I am completely in over my head with logistic regression at the moment, so what follows is probably very basic and silly questions. But I would appreciate it hugely if anyone took the time to respond nevertheless!
I will be conducting a cross-sectional analysis involving data from a large cohort study. My goal is to look at the impact of one categorical (binary) predictor variable on five different categorical outcome variables, all of which can be considered different proxy measures for the same concept (hence why I am looking at all five, as no direct measure was collected in this data set - in essence, I am trying to corroborate my results by looking at the impact of the predictor variable on five different outcome variables supposedly measuring of the same/related concept(s)). As mentioned above, all of these variables are categorical. My outcome variables have different numbers of categories, ranging from 2 to 4. The 3- and 4- category variables are ordinal. All of these variables (both outcome and predictor) are basically items on self-report questionnaires.

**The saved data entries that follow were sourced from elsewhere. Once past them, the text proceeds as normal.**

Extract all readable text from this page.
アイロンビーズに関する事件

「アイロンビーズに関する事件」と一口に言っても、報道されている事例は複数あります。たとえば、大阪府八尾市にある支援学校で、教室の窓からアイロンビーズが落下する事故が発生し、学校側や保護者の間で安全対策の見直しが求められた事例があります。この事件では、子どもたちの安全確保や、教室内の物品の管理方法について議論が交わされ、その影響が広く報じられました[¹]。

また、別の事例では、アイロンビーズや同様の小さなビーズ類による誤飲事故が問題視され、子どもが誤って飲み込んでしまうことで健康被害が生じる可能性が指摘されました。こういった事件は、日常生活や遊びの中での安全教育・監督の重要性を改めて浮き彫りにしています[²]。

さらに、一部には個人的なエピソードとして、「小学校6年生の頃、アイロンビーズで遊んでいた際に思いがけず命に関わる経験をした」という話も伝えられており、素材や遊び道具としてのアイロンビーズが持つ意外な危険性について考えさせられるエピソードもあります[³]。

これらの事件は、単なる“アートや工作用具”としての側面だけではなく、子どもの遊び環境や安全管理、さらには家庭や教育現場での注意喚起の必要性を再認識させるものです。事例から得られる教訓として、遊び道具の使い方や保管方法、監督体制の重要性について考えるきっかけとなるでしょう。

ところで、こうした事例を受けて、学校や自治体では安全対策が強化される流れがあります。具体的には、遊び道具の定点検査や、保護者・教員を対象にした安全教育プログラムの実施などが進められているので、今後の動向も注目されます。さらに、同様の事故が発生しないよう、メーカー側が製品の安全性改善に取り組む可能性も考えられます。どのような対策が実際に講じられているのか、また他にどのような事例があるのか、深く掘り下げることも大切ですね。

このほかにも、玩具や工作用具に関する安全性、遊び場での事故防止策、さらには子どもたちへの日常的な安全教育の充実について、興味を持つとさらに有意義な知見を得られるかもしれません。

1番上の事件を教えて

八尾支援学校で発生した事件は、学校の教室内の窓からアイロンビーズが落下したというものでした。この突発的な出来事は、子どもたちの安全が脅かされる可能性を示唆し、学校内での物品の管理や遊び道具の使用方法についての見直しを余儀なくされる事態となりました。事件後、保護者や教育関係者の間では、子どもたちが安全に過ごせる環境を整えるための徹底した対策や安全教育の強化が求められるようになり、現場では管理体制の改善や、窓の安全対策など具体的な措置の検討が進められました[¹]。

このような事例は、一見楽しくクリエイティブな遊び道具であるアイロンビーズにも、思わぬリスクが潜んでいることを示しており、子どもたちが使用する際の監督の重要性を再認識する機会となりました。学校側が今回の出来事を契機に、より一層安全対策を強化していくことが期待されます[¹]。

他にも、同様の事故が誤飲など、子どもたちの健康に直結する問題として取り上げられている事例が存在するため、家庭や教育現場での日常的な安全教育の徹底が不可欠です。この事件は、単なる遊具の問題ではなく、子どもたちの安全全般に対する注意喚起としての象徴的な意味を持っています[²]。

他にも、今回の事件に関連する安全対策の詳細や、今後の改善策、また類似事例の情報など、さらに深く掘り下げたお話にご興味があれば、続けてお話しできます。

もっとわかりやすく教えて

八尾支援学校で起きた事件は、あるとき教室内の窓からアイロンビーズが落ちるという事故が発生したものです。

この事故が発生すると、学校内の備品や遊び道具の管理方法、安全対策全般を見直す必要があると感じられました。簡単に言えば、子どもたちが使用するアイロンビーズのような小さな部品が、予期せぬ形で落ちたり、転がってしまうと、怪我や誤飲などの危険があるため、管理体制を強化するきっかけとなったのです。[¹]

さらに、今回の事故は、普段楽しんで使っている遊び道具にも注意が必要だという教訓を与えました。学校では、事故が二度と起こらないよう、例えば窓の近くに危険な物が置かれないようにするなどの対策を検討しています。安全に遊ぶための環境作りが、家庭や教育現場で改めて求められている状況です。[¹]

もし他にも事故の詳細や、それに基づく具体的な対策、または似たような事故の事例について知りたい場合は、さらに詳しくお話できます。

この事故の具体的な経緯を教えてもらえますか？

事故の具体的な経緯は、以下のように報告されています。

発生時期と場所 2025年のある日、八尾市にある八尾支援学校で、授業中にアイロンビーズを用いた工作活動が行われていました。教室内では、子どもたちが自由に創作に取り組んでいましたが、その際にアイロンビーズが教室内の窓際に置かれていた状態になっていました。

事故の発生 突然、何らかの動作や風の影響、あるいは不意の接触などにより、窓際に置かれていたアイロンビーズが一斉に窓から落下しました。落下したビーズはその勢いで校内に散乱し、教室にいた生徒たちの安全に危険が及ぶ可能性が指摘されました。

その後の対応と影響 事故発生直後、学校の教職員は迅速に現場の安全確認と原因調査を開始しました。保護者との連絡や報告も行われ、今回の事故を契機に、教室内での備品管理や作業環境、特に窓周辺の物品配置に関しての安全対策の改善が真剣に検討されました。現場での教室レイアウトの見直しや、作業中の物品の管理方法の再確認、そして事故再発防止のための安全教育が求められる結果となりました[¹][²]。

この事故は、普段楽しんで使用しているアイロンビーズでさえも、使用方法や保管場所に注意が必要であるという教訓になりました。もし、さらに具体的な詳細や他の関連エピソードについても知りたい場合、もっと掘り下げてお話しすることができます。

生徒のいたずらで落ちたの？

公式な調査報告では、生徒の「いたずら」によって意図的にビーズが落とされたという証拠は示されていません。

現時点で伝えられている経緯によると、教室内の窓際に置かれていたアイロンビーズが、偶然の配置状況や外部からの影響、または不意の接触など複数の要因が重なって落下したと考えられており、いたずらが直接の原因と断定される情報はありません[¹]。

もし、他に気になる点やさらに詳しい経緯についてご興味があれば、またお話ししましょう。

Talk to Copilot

Does this sound way over-complicated and mad? If this sounds like a terrible plan, I could potentially get rid of some of the outcome variables and just use fewer ones instead, although ideally I would use all five. I am currently completely lost with regards to how to analyse this. The only way I can think of would be to run separate logistic regressions for all of these outcome variables.
Any advice on how to analyse data like this would be hugely appreciated!